By irradiating pink, red, purple or colourless topazes it is possible to obtain brown-orange varieties. By heating it is possible to obtain the opposite effect, going from brown to colourless samples or to pink, if chromium ions are present. Recognizing these treatments is difficult and not always possible. The pink colour obtained by heating shows a much stronger pleochroism (light pink - yellow), compared to the natural one, which is rare. Brown topazes obtained by irradiating colourless ones have the typical refractive indices of colourless material, lower than the natural brown variety. Some brown topazes can discolour with exposure to sunlight while others have a stable colour. This occurs due to the presence of different colour centres, stable and unstable, whose nature is still unknown. By irradiating colorless topazes, brown-green varieties are also obtained, whose yellow component is due to unstable color centers that are subsequently deactivated by moderate heating or simply by exposure to sunlight. Once the yellow component is eliminated, blue, light blue or light-green topazes are obtained, stable to sunlight, identical to those found in nature. By heating to about 450°C, both natural and treated blue topazes fade and become colorless again. Recognizing this treatment is practically impossible.

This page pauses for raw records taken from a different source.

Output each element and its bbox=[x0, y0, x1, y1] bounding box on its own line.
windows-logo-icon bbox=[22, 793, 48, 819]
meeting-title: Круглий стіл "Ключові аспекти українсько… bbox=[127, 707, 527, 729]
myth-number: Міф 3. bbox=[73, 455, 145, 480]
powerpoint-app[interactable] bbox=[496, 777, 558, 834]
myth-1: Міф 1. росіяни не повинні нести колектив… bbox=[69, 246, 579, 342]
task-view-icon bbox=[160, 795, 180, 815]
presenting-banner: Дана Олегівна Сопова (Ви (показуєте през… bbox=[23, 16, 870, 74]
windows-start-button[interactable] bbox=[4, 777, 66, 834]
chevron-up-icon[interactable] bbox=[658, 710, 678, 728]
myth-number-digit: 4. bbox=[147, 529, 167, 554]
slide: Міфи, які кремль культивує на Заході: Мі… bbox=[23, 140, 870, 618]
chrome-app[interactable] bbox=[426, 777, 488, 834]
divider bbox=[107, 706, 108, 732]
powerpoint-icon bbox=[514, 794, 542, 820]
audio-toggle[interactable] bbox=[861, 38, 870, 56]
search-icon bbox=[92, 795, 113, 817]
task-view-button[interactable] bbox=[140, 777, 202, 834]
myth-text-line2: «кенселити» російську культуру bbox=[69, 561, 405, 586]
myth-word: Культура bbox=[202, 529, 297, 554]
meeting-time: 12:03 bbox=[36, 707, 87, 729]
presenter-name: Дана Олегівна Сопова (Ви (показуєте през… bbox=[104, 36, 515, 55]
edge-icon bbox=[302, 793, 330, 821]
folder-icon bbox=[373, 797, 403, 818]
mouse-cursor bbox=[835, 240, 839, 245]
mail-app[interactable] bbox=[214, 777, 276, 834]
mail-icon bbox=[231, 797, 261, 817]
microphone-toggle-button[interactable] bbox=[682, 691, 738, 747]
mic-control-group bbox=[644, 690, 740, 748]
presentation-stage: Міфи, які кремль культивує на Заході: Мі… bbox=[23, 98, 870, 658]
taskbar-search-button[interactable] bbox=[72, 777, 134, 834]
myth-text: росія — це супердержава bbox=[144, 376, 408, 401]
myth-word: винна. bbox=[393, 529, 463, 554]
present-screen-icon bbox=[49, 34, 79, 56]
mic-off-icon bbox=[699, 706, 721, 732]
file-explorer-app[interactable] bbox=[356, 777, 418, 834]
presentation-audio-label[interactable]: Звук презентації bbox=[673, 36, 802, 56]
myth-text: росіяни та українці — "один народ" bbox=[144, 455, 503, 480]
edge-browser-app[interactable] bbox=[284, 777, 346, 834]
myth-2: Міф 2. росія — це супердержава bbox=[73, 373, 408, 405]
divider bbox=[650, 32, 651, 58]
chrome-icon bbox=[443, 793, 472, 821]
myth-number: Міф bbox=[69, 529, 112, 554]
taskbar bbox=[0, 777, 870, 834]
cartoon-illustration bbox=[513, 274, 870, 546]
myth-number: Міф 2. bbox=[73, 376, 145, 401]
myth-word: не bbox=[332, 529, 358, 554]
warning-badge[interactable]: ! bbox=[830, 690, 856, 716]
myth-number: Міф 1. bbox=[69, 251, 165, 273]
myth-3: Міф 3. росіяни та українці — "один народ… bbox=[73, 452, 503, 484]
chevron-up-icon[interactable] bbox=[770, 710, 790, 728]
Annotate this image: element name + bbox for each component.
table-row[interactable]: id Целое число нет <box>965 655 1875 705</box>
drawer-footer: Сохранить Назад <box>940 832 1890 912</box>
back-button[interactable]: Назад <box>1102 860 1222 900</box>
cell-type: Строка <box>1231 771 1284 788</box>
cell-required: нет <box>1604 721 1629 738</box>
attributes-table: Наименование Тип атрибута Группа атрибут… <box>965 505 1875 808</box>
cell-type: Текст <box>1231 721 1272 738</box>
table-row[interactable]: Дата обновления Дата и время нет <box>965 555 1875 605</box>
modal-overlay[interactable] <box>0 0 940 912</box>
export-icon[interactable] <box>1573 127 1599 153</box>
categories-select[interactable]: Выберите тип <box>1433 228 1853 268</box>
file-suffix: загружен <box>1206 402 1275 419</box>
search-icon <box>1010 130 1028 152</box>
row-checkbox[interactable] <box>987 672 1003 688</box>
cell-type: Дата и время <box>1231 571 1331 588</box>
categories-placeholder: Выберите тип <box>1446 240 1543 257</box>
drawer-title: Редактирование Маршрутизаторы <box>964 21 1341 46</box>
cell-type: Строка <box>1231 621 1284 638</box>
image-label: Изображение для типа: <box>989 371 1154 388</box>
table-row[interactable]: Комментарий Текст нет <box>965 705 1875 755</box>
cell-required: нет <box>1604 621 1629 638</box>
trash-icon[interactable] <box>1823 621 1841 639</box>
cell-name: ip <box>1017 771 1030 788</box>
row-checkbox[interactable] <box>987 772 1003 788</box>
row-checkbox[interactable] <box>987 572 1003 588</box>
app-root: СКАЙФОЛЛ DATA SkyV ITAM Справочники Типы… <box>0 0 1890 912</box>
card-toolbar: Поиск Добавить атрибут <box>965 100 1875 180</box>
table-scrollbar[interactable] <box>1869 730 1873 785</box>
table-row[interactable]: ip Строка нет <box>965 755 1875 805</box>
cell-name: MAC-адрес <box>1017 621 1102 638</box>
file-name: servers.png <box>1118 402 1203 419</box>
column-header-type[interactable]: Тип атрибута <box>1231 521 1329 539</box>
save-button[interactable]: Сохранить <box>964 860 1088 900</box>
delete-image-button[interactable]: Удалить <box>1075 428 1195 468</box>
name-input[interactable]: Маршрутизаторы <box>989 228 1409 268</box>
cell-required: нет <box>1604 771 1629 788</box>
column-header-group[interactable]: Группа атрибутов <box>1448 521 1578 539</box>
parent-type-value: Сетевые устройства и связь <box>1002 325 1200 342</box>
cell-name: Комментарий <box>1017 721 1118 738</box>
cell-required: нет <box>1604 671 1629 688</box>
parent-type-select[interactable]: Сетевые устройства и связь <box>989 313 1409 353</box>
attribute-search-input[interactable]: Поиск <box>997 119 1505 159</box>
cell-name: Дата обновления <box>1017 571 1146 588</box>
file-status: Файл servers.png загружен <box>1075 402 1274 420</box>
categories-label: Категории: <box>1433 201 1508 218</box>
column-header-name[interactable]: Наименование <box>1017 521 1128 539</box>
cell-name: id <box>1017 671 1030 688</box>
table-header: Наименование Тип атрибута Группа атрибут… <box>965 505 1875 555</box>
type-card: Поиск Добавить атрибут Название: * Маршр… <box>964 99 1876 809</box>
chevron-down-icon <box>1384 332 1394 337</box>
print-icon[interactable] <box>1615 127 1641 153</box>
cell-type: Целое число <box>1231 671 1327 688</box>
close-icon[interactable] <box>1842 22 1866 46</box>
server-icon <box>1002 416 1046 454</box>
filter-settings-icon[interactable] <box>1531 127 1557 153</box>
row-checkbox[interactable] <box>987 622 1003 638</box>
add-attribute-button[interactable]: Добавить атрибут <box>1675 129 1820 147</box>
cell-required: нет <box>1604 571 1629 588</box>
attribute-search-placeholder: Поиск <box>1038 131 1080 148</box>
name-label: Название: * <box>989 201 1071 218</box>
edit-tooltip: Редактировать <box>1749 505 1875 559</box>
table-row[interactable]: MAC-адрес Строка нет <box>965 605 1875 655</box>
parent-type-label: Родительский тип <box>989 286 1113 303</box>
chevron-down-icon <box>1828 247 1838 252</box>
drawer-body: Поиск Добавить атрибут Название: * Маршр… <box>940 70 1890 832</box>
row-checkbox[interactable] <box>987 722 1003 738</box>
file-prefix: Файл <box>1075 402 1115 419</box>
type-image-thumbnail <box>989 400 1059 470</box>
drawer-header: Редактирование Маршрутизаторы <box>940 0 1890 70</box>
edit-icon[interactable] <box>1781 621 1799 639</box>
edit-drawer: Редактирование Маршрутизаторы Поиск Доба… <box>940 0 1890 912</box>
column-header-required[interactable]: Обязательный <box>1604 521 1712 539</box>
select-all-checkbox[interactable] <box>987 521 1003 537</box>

Even if particularly intense blue tones, not normally found in nature, reveal the artificial origin of the color, there are no commonly used and non-destructive instrumental tests capable of proving this fact. It must also be considered that naturally blue gems may have undergone, in the millennia following their formation, a similar process of natural irradiation. The radiation used for the "bombardment" of topazes are usually gamma rays, generated by the radioactive isotope cobalt 60; these radiations produce uniform coloration, do not require the consumption of electrical energy and limit to a minimum the possibility of inducing radioactivity in the treated sample. X-rays do not have sufficient energy to activate the color centers while neutrons and electrons can induce residual radioactivity in the gems. The colorless topazes used for the treatment are generally low in impurities at the atomic level; this is an advantage since some impurities could be "activated" during the process, in turn generating radioactivity for long periods.